The UAE called on the US to provide it with better anti-missile and anti-drone capabilities to continue defending itself against Yemen’s Iran-backed Houthi attacks, Emirati diplomats wrote in a Wall Street Journal opinion piece after the militia attacked Abu Dhabi three times in January.

UAE Ambassador to the US Yousef al-Otaiba and UAE permanent representative to the UN Lana Zaki Nusseibeh wrote in the WSJ article: “Better anti-missile and anti-drone capabilities are... needed. The US Patriot and Terminal High Altitude Area Defense (THAAD) systems prevented an even greater loss of life in the January strikes.”

“The UAE will intensify its cooperation with the US to expand and improve this protective umbrella for itself, US assets in the region and other Gulf allies,” they added.

In January, the Houthis targeted the UAE with three cross border aerial attacks using cruise and ballistic missiles, as well as drones. All the attacks targeted civilian sites and infrastructures and led to the death of three civilians.

The UAE said it had coordinated efforts with US forces at Al Dhafra Air Base near Abu Dhabi, and Washington announced that its military forces in the Gulf country deployed Patriot surface-to-air missiles to intercept and deter the Houthi attacks on the Emirati capital.

Otaiba and Nusseibeh said: “Containing Houthi aggression requires broad diplomatic pressure, tougher US and international sanctions, intensified efforts to block weapons proliferation, and the development and wider deployment of effective countermeasures.”

They also reiterated their call for Washington to re-designate Yemen’s Houthis as a terrorist organization.

President Joe Biden’s administration revoked a terrorist designation of the Houthis introduced by former President Donald Trump last February.
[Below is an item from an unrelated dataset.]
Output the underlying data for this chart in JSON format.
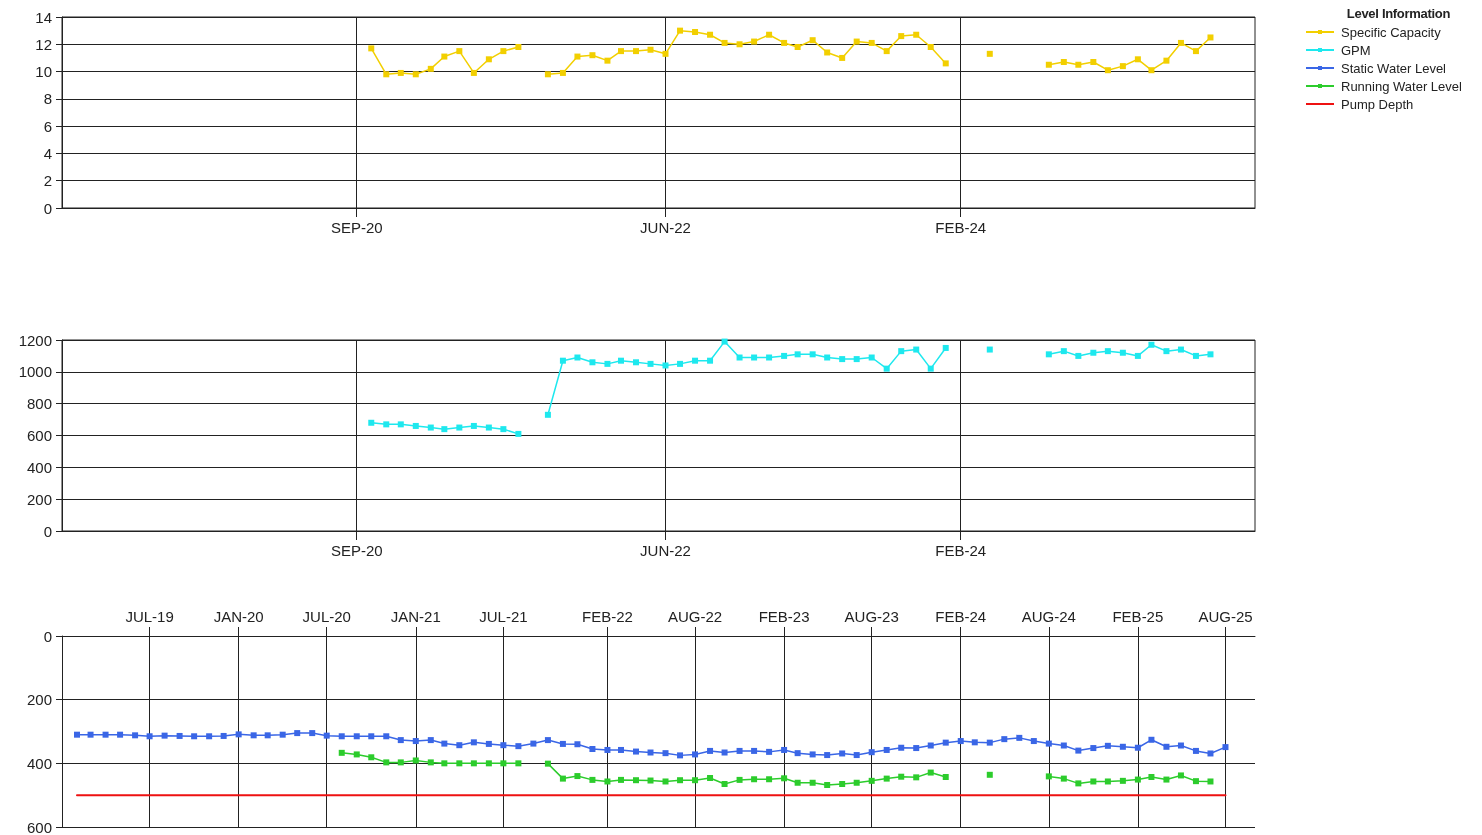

Saudi Arabia and the UAE maintained over the course of the past year that they will continue to treat the Houthis as a terrorist organization regardless of whether the US decides to designate the group as such.

The UAE diplomats added that the re-designation “would help choke off [the Houthis’] financial and arms supplies without restricting humanitarian relief for the Yemeni people.”

They also called on greater pressure on Iran which provides financial and military support to the Houthis.

According to a draft UN Security Council report circulated in January, Iran has been exporting thousands of weapons from the Iranian port of Jask on the Sea of Oman to Yemen.

Iran has long been accused of fanning the flames of violence in the Middle East through financial and military support to its network of Shia proxies in the region, specifically in Iraq, Lebanon, Syria and Yemen. Tehran denies the accusation.

Just last December, the US Navy seized two large caches of Iranian weapons from two vessels in the Arabian sea which Iran’s Islamic Revolutionary Guards Corp (IRGC) intended to ship to the Houthi militias in Yemen, according to the US Justice Department.